Já as estudantes Amanda de Jesus, 17, e Maria Eduarda Oliveira, 16, ambas do 3º ano do Colégio Estadual Luís Cabral, no município de Canudos, autoras do projeto “Creme dental à base de juazeiro: uma alternativa de higiene bucal a ser implementada na Educação Infantil em Canudos”, destacaram a importância do juazeiro, árvore tipicamente sertaneja, símbolo da caatinga e adaptada ao clima semiárido. “Começamos a estudar essa árvore e vimos as suas propriedades analgésica, anti-inflamatória, antibacteriana, febrífuga e cicatrizante. Com isto, decidimos criar um creme dental de origem natural, sem aditivos químicos, para implementar em escolas

da Educação Infantil de Canudos”, detalhou Amanda. A colega Maria Eduarda complementou: “Como o juá tem um sabor amargo, inserimos sabor para que as crianças não rejeitem”.

A coordenadora do projeto Ciência na Escola, Shirley Costa, falou sobre a Educação Científica na rede. “Percebemos o quanto esses meninos têm, com criatividade, determinação e autonomia, ido buscar soluções para problemas de suas comunidades, bem como o diálogo com o poder público de suas cidades.
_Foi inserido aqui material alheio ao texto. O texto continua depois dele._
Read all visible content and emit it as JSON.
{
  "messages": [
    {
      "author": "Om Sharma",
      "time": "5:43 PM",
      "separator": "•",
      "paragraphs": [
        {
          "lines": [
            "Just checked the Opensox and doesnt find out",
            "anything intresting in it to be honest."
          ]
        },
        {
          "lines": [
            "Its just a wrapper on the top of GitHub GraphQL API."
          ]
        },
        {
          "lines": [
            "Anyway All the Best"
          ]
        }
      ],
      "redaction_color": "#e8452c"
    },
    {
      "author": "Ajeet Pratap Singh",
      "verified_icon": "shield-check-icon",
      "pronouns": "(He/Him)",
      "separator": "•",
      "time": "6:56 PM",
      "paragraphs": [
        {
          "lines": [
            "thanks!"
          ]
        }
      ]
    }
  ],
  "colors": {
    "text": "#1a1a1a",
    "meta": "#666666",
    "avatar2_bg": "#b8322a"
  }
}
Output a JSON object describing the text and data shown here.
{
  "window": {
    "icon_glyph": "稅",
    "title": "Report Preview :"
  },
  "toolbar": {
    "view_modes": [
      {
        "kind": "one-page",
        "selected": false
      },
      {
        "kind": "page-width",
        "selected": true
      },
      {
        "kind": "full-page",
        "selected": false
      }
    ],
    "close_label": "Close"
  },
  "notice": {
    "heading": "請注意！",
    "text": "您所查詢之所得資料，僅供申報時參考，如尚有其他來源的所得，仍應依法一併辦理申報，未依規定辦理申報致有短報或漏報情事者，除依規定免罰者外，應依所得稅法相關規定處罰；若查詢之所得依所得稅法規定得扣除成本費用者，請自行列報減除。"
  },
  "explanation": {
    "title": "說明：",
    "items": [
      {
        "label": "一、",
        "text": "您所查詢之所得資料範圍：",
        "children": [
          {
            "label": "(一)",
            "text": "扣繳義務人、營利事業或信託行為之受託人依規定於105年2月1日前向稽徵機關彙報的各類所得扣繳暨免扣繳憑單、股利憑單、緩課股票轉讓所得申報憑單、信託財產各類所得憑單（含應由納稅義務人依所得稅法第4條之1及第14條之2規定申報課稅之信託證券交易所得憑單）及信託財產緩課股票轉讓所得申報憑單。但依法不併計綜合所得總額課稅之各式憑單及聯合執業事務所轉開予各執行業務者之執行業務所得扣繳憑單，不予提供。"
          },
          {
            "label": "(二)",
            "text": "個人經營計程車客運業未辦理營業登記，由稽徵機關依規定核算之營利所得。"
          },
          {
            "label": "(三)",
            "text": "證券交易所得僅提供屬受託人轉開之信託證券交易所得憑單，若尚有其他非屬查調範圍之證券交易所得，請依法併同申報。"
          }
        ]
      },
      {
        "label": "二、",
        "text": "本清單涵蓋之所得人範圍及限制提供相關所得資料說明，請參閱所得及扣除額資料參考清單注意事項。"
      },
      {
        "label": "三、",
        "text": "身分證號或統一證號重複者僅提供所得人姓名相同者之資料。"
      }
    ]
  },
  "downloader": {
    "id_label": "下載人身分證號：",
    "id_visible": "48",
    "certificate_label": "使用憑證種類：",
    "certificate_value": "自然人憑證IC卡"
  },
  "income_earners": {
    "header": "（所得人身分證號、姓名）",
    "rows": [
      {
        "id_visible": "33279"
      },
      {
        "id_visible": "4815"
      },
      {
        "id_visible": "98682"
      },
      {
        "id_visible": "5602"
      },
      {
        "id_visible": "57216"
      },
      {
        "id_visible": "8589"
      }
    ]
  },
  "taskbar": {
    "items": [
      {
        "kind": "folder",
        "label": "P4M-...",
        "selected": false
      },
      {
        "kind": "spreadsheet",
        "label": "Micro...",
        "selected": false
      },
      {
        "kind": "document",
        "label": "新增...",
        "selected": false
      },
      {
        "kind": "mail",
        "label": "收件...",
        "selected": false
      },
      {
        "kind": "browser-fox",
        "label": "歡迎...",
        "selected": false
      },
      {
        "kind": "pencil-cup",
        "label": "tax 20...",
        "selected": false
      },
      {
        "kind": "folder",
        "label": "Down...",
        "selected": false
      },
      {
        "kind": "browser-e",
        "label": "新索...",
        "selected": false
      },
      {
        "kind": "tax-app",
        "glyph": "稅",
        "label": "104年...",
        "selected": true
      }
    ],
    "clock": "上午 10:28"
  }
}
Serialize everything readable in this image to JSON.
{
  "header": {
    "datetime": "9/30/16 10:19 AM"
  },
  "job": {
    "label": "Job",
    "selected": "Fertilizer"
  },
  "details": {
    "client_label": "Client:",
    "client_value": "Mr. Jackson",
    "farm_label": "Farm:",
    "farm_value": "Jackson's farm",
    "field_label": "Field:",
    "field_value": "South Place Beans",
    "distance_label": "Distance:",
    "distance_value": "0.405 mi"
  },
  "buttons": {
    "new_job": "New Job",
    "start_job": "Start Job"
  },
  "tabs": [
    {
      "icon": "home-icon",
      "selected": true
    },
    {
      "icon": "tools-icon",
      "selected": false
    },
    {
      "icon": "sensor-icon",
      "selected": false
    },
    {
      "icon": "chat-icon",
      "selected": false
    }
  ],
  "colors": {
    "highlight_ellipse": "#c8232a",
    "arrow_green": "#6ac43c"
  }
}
Isto, para nós, é a recompensa do trabalho, o resultado do esforço que a Secretaria vem fazendo para implantar a Educação Científica em todo canto da Bahia”.

Sobre o Ciência na Escola
Com o objetivo de promover educação científica nas escolas estaduais, a partir do protagonismo estudantil, o Programa Ciência na Escola é uma ação estratégica da Secretaria da Educação do Estado da Bahia, que atua em cinco dimensões: disseminação de inovações tecnológicas na educação; formação de professores integrada a prática escolar; orientação e acompanhamento da gestão pedagógica; promoção do desenvolvimento endógeno local; e produção, divulgação, popularização e apropriação das tecnociências. Desta forma, o programa visa inovar e diversificar o currículo escolar, promovendo o acesso dos estudantes ao conhecimento científico, à cultura e à tecnologia, além de potencializar a produção e a divulgação científica.